Trends, Tools, or Tactics of Interest

  • There is a surge in NFC relay malware in Eastern Europe, with over 760 Android apps identified as capable of stealing payment card data via NFC relay attacks.
  • Attackers are increasingly leveraging supply-chain attacks, with npm registry being a recurring target for infostealer distribution.
  • AI and machine learning defenses are scaling up: Google reports its built-in Android AI blocks over 10 billion scam messages and calls monthly.
  • Security researchers note a rise in attackers focusing on fewer, high-impact targets and exploiting defender blind spots.
  • Living-off-the-Land (LotL) tactics are evolving, with attackers embedding malware in trusted system components like Windows AI stacks to evade detection.
  • Social engineering tactics are being refined, with threat actors exploiting “Contact Us” forms and public data to craft more effective phishing and business email compromise (BEC) attacks.

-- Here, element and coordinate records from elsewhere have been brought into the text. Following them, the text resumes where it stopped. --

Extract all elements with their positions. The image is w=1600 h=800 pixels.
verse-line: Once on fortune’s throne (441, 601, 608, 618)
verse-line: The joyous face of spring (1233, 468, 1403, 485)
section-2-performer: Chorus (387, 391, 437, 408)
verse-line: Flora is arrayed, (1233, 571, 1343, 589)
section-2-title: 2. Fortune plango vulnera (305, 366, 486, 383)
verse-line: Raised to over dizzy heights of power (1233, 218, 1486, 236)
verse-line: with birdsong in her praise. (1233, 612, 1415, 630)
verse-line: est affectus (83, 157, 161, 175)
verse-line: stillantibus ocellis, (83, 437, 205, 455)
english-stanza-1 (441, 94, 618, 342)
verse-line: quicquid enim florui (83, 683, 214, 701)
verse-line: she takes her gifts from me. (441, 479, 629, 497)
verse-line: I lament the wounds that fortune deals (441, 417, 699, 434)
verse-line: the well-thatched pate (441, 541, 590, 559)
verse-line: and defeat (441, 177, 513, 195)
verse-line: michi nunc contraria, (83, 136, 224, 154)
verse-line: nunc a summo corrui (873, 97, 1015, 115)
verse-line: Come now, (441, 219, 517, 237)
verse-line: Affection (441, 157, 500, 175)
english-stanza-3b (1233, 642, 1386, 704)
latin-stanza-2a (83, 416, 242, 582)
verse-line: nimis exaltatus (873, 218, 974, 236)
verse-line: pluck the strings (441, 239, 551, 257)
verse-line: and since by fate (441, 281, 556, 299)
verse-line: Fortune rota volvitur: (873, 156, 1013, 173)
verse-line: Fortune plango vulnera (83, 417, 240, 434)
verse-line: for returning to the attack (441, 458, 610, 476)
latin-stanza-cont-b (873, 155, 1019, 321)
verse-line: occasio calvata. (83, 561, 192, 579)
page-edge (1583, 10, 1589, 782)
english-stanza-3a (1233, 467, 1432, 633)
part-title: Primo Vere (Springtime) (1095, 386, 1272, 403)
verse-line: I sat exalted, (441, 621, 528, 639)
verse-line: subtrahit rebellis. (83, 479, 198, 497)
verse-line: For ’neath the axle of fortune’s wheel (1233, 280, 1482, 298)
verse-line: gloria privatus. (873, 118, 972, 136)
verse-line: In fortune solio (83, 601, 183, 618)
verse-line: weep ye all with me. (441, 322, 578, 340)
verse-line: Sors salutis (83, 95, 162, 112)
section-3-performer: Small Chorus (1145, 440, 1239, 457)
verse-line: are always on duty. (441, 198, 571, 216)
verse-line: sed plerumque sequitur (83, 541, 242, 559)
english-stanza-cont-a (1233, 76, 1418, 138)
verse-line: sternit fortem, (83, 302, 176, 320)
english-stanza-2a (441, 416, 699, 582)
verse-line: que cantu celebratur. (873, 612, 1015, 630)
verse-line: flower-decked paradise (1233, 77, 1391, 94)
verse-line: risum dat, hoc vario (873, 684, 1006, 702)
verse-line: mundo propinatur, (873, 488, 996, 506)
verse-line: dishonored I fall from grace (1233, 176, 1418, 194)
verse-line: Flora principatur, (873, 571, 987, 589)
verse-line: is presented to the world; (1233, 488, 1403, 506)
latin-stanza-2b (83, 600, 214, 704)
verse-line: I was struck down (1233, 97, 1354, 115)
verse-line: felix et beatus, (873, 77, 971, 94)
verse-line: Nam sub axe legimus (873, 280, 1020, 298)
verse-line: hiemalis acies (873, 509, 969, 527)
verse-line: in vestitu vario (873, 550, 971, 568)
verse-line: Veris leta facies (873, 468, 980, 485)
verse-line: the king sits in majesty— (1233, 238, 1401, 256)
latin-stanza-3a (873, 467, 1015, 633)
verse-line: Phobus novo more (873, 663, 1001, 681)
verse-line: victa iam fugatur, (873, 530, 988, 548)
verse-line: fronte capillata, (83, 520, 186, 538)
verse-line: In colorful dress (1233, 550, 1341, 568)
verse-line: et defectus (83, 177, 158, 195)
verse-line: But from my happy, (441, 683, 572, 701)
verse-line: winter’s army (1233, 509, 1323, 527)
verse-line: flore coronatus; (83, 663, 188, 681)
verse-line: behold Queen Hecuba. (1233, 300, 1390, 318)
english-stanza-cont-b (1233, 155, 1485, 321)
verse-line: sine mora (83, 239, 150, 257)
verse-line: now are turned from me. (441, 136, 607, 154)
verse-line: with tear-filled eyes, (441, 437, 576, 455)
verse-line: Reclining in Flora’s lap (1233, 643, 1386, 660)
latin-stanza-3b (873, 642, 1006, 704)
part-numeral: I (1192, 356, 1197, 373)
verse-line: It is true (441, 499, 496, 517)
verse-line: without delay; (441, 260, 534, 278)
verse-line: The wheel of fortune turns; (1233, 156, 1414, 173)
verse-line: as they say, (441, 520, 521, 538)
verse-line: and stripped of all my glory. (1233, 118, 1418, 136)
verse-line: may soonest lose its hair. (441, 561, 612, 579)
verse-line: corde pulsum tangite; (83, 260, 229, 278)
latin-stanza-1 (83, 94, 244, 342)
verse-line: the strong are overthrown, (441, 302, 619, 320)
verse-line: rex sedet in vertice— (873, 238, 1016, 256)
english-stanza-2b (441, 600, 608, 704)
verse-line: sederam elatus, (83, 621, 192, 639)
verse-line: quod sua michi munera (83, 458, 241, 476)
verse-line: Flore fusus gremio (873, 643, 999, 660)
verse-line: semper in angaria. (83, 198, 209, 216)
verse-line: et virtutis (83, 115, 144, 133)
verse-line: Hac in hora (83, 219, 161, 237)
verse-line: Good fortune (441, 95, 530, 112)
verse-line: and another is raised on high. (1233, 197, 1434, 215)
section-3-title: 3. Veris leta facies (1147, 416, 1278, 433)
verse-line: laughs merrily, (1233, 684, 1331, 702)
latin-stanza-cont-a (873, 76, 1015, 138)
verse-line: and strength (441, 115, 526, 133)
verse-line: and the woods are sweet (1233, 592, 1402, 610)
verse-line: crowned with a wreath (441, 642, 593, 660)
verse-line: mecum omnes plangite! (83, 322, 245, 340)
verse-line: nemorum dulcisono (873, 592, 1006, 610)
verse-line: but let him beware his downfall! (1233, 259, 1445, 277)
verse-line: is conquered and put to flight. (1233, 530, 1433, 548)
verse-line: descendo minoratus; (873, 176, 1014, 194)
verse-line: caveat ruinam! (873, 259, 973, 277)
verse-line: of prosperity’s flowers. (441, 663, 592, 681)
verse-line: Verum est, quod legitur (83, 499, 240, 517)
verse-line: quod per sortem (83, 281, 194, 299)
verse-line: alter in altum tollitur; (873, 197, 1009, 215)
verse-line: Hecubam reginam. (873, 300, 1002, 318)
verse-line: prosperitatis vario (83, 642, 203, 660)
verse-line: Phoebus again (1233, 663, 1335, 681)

Regulatory or Policy Developments

  • CISA and NSA, with global partners, released new security guidance for hardening Microsoft Exchange servers to address persistent exploitation risks.
  • CISA mandated immediate patching of the VMware Tools vulnerability for federal agencies due to active exploitation.
  • Guidance and warnings from Canadian authorities emphasize the need for increased ICS/OT security amid rising hacktivist threats.